2. Foods: You should pay close attention to how your system reacts to
various foods. Each person will discover which foods cause an increase
in reflux. The following foods have been shown to cause reflux in many
people. It may be necessary to avoid or minimize some of the following
- Spicy, acidic and tomato-based foods like Mexican or Italian food.
- Acidic fruit juices such as orange juice, grapefruit juice, cranberry
- Fast foods and other fatty foods.
- Caffeinated beverages (coffee, tea, soft drinks) and chocolate.

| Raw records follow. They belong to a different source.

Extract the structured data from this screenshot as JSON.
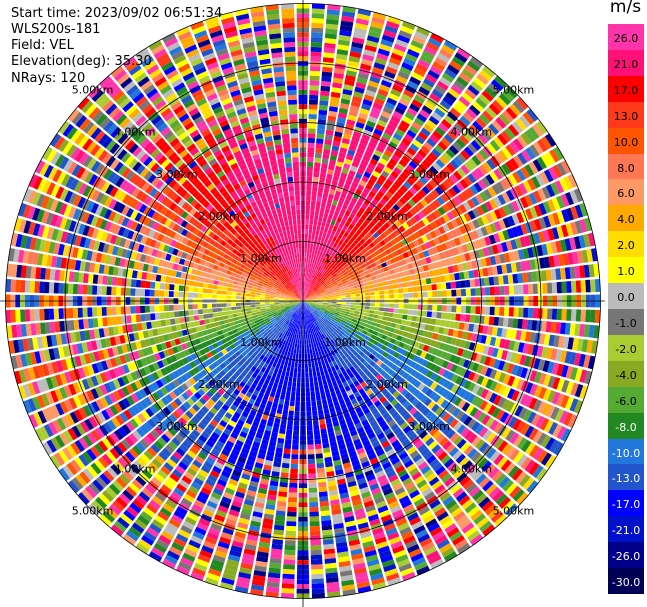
{
  "header": {
    "start_time": "Start time: 2023/09/02 06:51:34",
    "instrument": "WLS200s-181",
    "field": "Field: VEL",
    "elevation": "Elevation(deg): 35.30",
    "nrays": "NRays: 120"
  },
  "chart_data": {
    "type": "heatmap",
    "projection": "polar PPI",
    "field": "VEL",
    "units": "m/s",
    "nrays": 120,
    "elevation_deg": 35.3,
    "range_rings_km": [
      1.0,
      2.0,
      3.0,
      4.0,
      5.0
    ],
    "range_ring_labels": [
      "1.00km",
      "2.00km",
      "3.00km",
      "4.00km",
      "5.00km"
    ],
    "max_range_km": 5.0,
    "velocity_pattern": {
      "north_sector": "positive, 10 to 21 m/s",
      "east_west_axis": "near zero, -1 to 1 m/s",
      "south_sector": "negative, -17 to -21 m/s",
      "outer_ranges": "noise across full scale"
    },
    "colorbar": {
      "title": "m/s",
      "ticks": [
        "26.0",
        "21.0",
        "17.0",
        "13.0",
        "10.0",
        "8.0",
        "6.0",
        "4.0",
        "2.0",
        "1.0",
        "0.0",
        "-1.0",
        "-2.0",
        "-4.0",
        "-6.0",
        "-8.0",
        "-10.0",
        "-13.0",
        "-17.0",
        "-21.0",
        "-26.0",
        "-30.0"
      ],
      "colors": [
        "#ff33aa",
        "#ff1177",
        "#ff0000",
        "#ff3a1a",
        "#ff5500",
        "#ff7755",
        "#ff9966",
        "#ffaa00",
        "#ffdd00",
        "#ffff00",
        "#bbbbbb",
        "#777777",
        "#aacc33",
        "#88aa22",
        "#55aa33",
        "#228822",
        "#2277dd",
        "#2255cc",
        "#0000ff",
        "#0011cc",
        "#000088",
        "#000055"
      ]
    }
  }
}
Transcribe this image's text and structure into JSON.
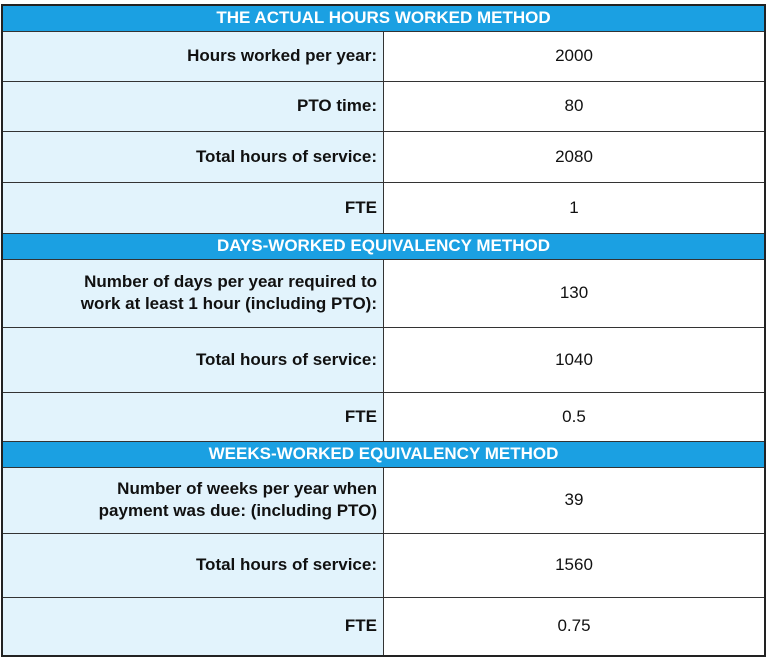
{
  "sections": [
    {
      "title": "THE ACTUAL HOURS WORKED METHOD",
      "rows": [
        [
          "Hours worked per year:",
          2000
        ],
        [
          "PTO time:",
          80
        ],
        [
          "Total hours of service:",
          2080
        ],
        [
          "FTE",
          1
        ]
      ]
    },
    {
      "title": "DAYS-WORKED EQUIVALENCY METHOD",
      "rows": [
        [
          "Number of days per year required to work at least 1 hour (including PTO):",
          130
        ],
        [
          "Total hours of service:",
          1040
        ],
        [
          "FTE",
          0.5
        ]
      ]
    },
    {
      "title": "WEEKS-WORKED EQUIVALENCY METHOD",
      "rows": [
        [
          "Number of weeks per year when payment was due: (including PTO)",
          39
        ],
        [
          "Total hours of service:",
          1560
        ],
        [
          "FTE",
          0.75
        ]
      ]
    }
  ]
}
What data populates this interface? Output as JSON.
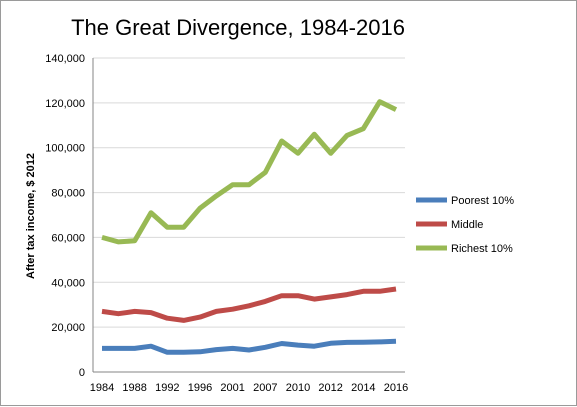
{
  "chart_data": {
    "type": "line",
    "title": "The Great Divergence, 1984-2016",
    "xlabel": "",
    "ylabel": "After tax income, $ 2012",
    "ylim": [
      0,
      140000
    ],
    "yticks": [
      0,
      20000,
      40000,
      60000,
      80000,
      100000,
      120000,
      140000
    ],
    "ytick_labels": [
      "0",
      "20,000",
      "40,000",
      "60,000",
      "80,000",
      "100,000",
      "120,000",
      "140,000"
    ],
    "grid": "horizontal",
    "legend_position": "right",
    "x": [
      "1984",
      "1986",
      "1988",
      "1990",
      "1992",
      "1994",
      "1996",
      "1998",
      "2001",
      "2003",
      "2007",
      "2008",
      "2010",
      "2011",
      "2012",
      "2013",
      "2014",
      "2015",
      "2016"
    ],
    "x_tick_labels": [
      "1984",
      "1988",
      "1992",
      "1996",
      "2001",
      "2007",
      "2010",
      "2012",
      "2014",
      "2016"
    ],
    "series": [
      {
        "name": "Poorest 10%",
        "color": "#4a7ebb",
        "values": [
          10500,
          10500,
          10500,
          11500,
          8800,
          8800,
          9000,
          10000,
          10500,
          9800,
          11000,
          12700,
          12000,
          11500,
          12800,
          13200,
          13300,
          13400,
          13700
        ]
      },
      {
        "name": "Middle",
        "color": "#be4b48",
        "values": [
          27000,
          26000,
          27000,
          26500,
          24000,
          23000,
          24500,
          27000,
          28000,
          29500,
          31500,
          34000,
          34000,
          32500,
          33500,
          34500,
          36000,
          36000,
          37000
        ]
      },
      {
        "name": "Richest 10%",
        "color": "#98b954",
        "values": [
          60000,
          58000,
          58500,
          71000,
          64500,
          64500,
          73000,
          78500,
          83500,
          83500,
          89000,
          103000,
          97500,
          106000,
          97500,
          105500,
          108500,
          120500,
          117000
        ]
      }
    ]
  }
}
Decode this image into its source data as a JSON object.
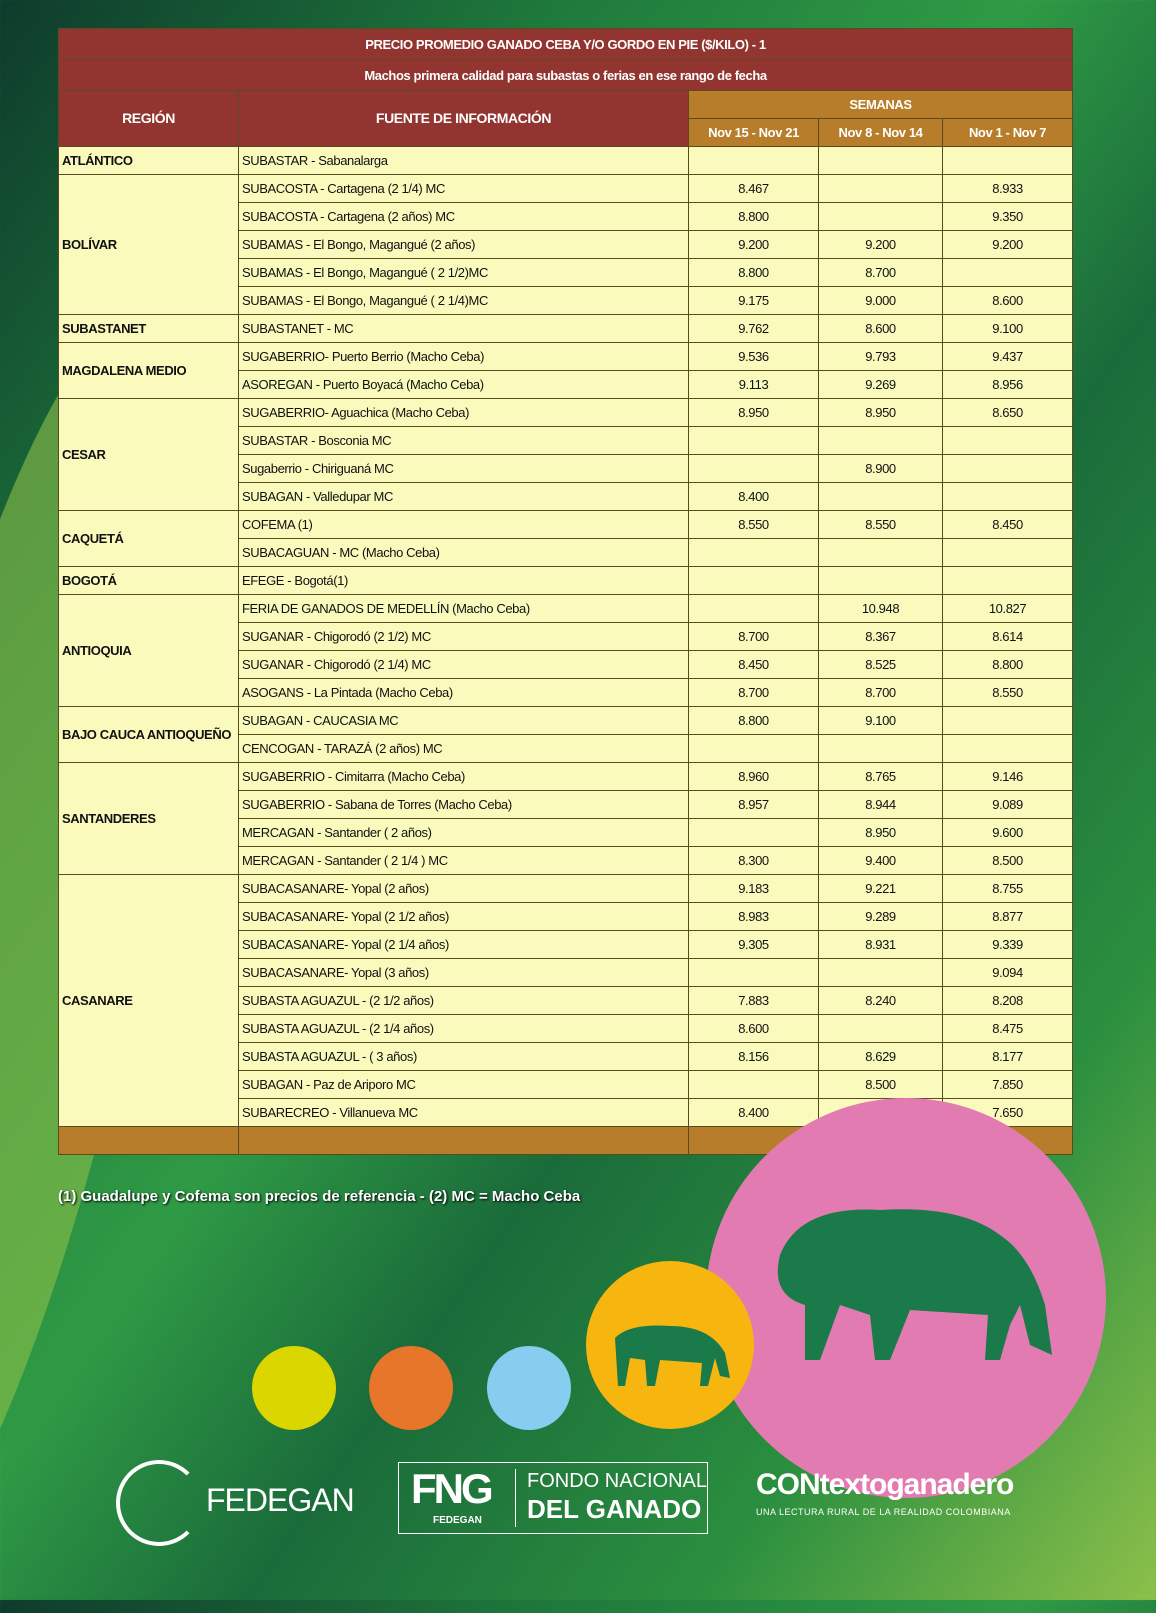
{
  "table": {
    "title": "PRECIO PROMEDIO GANADO CEBA Y/O GORDO EN PIE ($/KILO) - 1",
    "subtitle": "Machos primera calidad para subastas o ferias en ese rango de fecha",
    "headers": {
      "region": "REGIÓN",
      "source": "FUENTE DE INFORMACIÓN",
      "weeks": "SEMANAS"
    },
    "weeks": [
      "Nov 15 - Nov 21",
      "Nov 8 - Nov 14",
      "Nov 1 - Nov 7"
    ],
    "groups": [
      {
        "region": "ATLÁNTICO",
        "rows": [
          [
            "SUBASTAR - Sabanalarga",
            "",
            "",
            ""
          ]
        ]
      },
      {
        "region": "BOLÍVAR",
        "rows": [
          [
            "SUBACOSTA - Cartagena (2 1/4) MC",
            "8.467",
            "",
            "8.933"
          ],
          [
            "SUBACOSTA - Cartagena (2 años) MC",
            "8.800",
            "",
            "9.350"
          ],
          [
            "SUBAMAS - El Bongo, Magangué (2 años)",
            "9.200",
            "9.200",
            "9.200"
          ],
          [
            "SUBAMAS - El Bongo, Magangué ( 2 1/2)MC",
            "8.800",
            "8.700",
            ""
          ],
          [
            "SUBAMAS - El Bongo, Magangué ( 2 1/4)MC",
            "9.175",
            "9.000",
            "8.600"
          ]
        ]
      },
      {
        "region": "SUBASTANET",
        "rows": [
          [
            "SUBASTANET - MC",
            "9.762",
            "8.600",
            "9.100"
          ]
        ]
      },
      {
        "region": "MAGDALENA MEDIO",
        "rows": [
          [
            "SUGABERRIO- Puerto Berrio (Macho Ceba)",
            "9.536",
            "9.793",
            "9.437"
          ],
          [
            "ASOREGAN - Puerto Boyacá (Macho Ceba)",
            "9.113",
            "9.269",
            "8.956"
          ]
        ]
      },
      {
        "region": "CESAR",
        "rows": [
          [
            "SUGABERRIO- Aguachica  (Macho Ceba)",
            "8.950",
            "8.950",
            "8.650"
          ],
          [
            "SUBASTAR - Bosconia MC",
            "",
            "",
            ""
          ],
          [
            "Sugaberrio - Chiriguaná MC",
            "",
            "8.900",
            ""
          ],
          [
            "SUBAGAN - Valledupar MC",
            "8.400",
            "",
            ""
          ]
        ]
      },
      {
        "region": "CAQUETÁ",
        "rows": [
          [
            "COFEMA (1)",
            "8.550",
            "8.550",
            "8.450"
          ],
          [
            "SUBACAGUAN - MC (Macho Ceba)",
            "",
            "",
            ""
          ]
        ]
      },
      {
        "region": "BOGOTÁ",
        "rows": [
          [
            "EFEGE - Bogotá(1)",
            "",
            "",
            ""
          ]
        ]
      },
      {
        "region": "ANTIOQUIA",
        "rows": [
          [
            "FERIA DE GANADOS DE MEDELLÍN (Macho Ceba)",
            "",
            "10.948",
            "10.827"
          ],
          [
            "SUGANAR - Chigorodó (2 1/2) MC",
            "8.700",
            "8.367",
            "8.614"
          ],
          [
            "SUGANAR - Chigorodó (2 1/4) MC",
            "8.450",
            "8.525",
            "8.800"
          ],
          [
            "ASOGANS - La Pintada (Macho Ceba)",
            "8.700",
            "8.700",
            "8.550"
          ]
        ]
      },
      {
        "region": "BAJO CAUCA ANTIOQUEÑO",
        "rows": [
          [
            "SUBAGAN - CAUCASIA MC",
            "8.800",
            "9.100",
            ""
          ],
          [
            "CENCOGAN - TARAZÁ (2 años) MC",
            "",
            "",
            ""
          ]
        ]
      },
      {
        "region": "SANTANDERES",
        "rows": [
          [
            "SUGABERRIO - Cimitarra (Macho Ceba)",
            "8.960",
            "8.765",
            "9.146"
          ],
          [
            "SUGABERRIO - Sabana de Torres (Macho Ceba)",
            "8.957",
            "8.944",
            "9.089"
          ],
          [
            "MERCAGAN - Santander ( 2 años)",
            "",
            "8.950",
            "9.600"
          ],
          [
            "MERCAGAN - Santander ( 2 1/4 ) MC",
            "8.300",
            "9.400",
            "8.500"
          ]
        ]
      },
      {
        "region": "CASANARE",
        "rows": [
          [
            "SUBACASANARE- Yopal (2 años)",
            "9.183",
            "9.221",
            "8.755"
          ],
          [
            "SUBACASANARE- Yopal (2 1/2 años)",
            "8.983",
            "9.289",
            "8.877"
          ],
          [
            "SUBACASANARE- Yopal (2 1/4 años)",
            "9.305",
            "8.931",
            "9.339"
          ],
          [
            "SUBACASANARE- Yopal (3 años)",
            "",
            "",
            "9.094"
          ],
          [
            "SUBASTA AGUAZUL - (2 1/2 años)",
            "7.883",
            "8.240",
            "8.208"
          ],
          [
            "SUBASTA AGUAZUL - (2 1/4 años)",
            "8.600",
            "",
            "8.475"
          ],
          [
            "SUBASTA AGUAZUL - ( 3 años)",
            "8.156",
            "8.629",
            "8.177"
          ],
          [
            "SUBAGAN - Paz de Ariporo MC",
            "",
            "8.500",
            "7.850"
          ],
          [
            "SUBARECREO - Villanueva MC",
            "8.400",
            "8.500",
            "7.650"
          ]
        ]
      }
    ]
  },
  "note": "(1) Guadalupe y Cofema son precios de referencia  -  (2) MC = Macho Ceba",
  "logos": {
    "fedegan": "FEDEGAN",
    "fng_mark": "FNG",
    "fng_sub": "FEDEGAN",
    "fng_name1": "FONDO NACIONAL",
    "fng_name2": "DEL GANADO",
    "contexto": "CONtextoganadero",
    "contexto_tag": "UNA LECTURA RURAL DE LA REALIDAD COLOMBIANA"
  },
  "colors": {
    "title_bg": "#923530",
    "weeks_bg": "#b87d2a",
    "cell_bg": "#fbfabd",
    "circles": [
      "#dcd600",
      "#e8762a",
      "#86cdf0",
      "#f6b60f",
      "#e27bb1"
    ]
  }
}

- Do not gorge yourself at mealtime
- Eat sensibly (moderate amount of food)
- Eat meals several hours before bedtime
- Avoid bedtime snacks
- Do not exercise immediately after eating
4. Body Weight: Try to maintain a healthy body weight. Being overweight
can dramatically increase reflux.
5. Nighttime Reflux: If the 24-hour pH monitoring demonstrates nocturnal
reflux, elevate the head of your bed 4-6 inches with books, bricks or a
block of wood to achieve a 10 degree slant.
Do not prop the body up with extra pillows. This may increase reflux by
kinking the stomach. Recent studies have shown that reflux occurs much
more often during the day when upright. Therefore, this suggestion may
be much less important than once believes.
6. Tight Clothing: Avoid tight belts and other restrictive clothing.
7. Smoking: IF YOU SMOKE, STOP!! This dramatically causes reflux and
many other evils to your body.
Medications for LPRD:
Take one dose (as recommended on the label) at meals and at bedtime of
an over the counter antacid such as Tums ®, Gaviscon® or Mylanta®. Tums
has the added benefit of containing calcium.
Medications such as H2Blockers (Axid®, Pepcid®, Tagament®, Zantac®),
Proton pump inhibitors (Prilosec®, Prevacid®), or motility agents
(Propulsid) may be prescribed by your physician.